バッハイグが切断した石壁の内部から、人間の腕と髪の毛が露出していたのだ。
「ああ、それか」
ゼヒナスとの剣戟を続けながら、バッハイグはくくくっと喉の奥で笑い声を転がした。
「この遺跡で見つけた古代の書物に、こういう言葉があってな。
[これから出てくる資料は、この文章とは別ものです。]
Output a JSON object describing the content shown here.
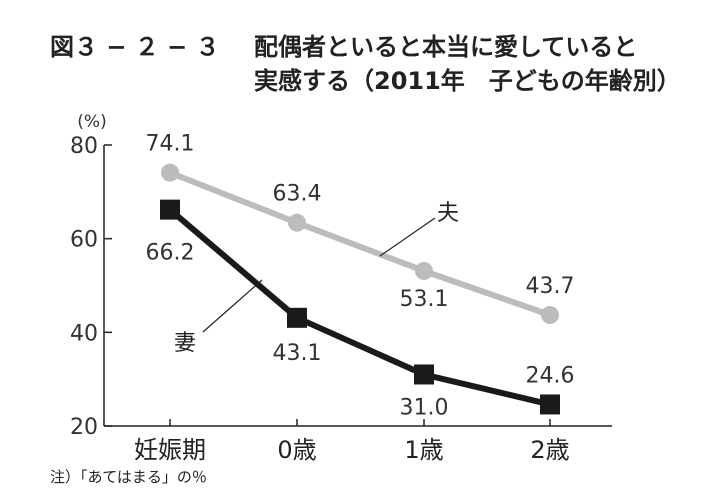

コンクリ詰め殺人」
口の端を歪めるバッハイグに対して、オービットの顔から血の気が引いていった。
「それでは、私の部下が姿を消したのは……っ!」
「探せばそこら中の壁に埋まっているかもなぁ」
バッハイグは下卑た笑みを隠そうともせず、遺跡内のそこかしこに視線を向けた。遺跡の壁やちょっとした出っ張り、あるいは今にも落ちてきそうな天井の一部、それらのどこかに、夥しい数の人間が閉じこめられているのだ。
「バッハイグはオールトの石で地形を偽装するのと同時に、その石の中に人間を埋めこんでいたのね……っ」
バッハイグの脚が弧を描き、それを切断しようとゼヒナスが大剣を振り下ろして、しかしそれは陽動。すぐに脚が戻されて短剣が突き出され、それを読んでいたゼヒナスも瞬時に対応して逆の大剣を防御に掲げて、
悪寒を感じたゼヒナスはバッハイグから大きく飛び退いた。その直後、バッハイグが左右の短剣を重ね、四角錐の砲弾を射出。四角錐は空中で八倍に巨大化し、さらに六四倍に巨大化。小部屋ほどの大きさとなった岩石塊、〈トゥーム・ラグーン〉がゼヒナスへと顎を開く。
ゼヒナスは左手の大剣を真上に放り投げ、左右非対称の両刃大剣スペシュシュラスを両腕で握る。大剣の切っ先から根元までに切れこみが走り、切れこみは隙間となって大剣の刃が左右に展開。刃の間から分解のオールトを凝縮させた鈍色に輝く光の刃が出現し、大剣の全長を二倍にも三倍にも長くする。
「食らえ、これが天空をも切り裂く僕の剣……」
ゼヒナスは腰を落として斬撃の構えを取り、大剣を左腰に回す。
「〈オーロラ・ファング〉だ!」
ゼヒナスは大剣を横一閃させ、光の刃そのものが三日月状の斬撃波となって飛翔。斬撃波はトゥーム・ラグーンの鼻っ面に埋まり、切り裂いて、上下に分断。オールトが作用して空中で分解、巨大な雪塊となって雪崩れ落ちる。
ゼヒナスの左手に片刃の大剣ギラーティアが落下し、その剣身にも隙間が生じた。切れこみの隙間は瞬く間に広がっていき、大剣の全長が五倍にも十倍にも伸びていく。毒蛇のような曲線を描いて飛びかかった長剣がバッハイグの頬を裂いた。
バッハイグは頬に手を伸ばし、流れる血を確認。唇を怒気に歪める。
「さあ、ここからが〈氷雪の奇術師〉の真骨頂だ!」
「なに? 〈氷雪の奇術師〉だと?」
ゼヒナスの口上を耳にして、どうしてだかオービットが声を上擦らせた。
「右手に光の剣、左手に蛇の剣……確かにヴェネリア遺跡の壁画と一致する」
看過することのできない符号を目の当たりにして、オービットの表情は見る見る間に神妙になっていった。
「もしもあの男の言葉が正しいとすれば、全ての事象に辻褄が合う。ヴェネンニアの個人識別を通過するのは当たり前だ。《財団》本部があの男への処遇を不問としたのも、元の持ち主にヴェネンニアが返されたからだとすれば合点がいく」
しかし、本当にそんなことがありえるのだろうか? 俄かには信じがたい推測だ。口にするのも躊躇われる。しかし意を決したように、オービットの舌に言葉が乗せられた。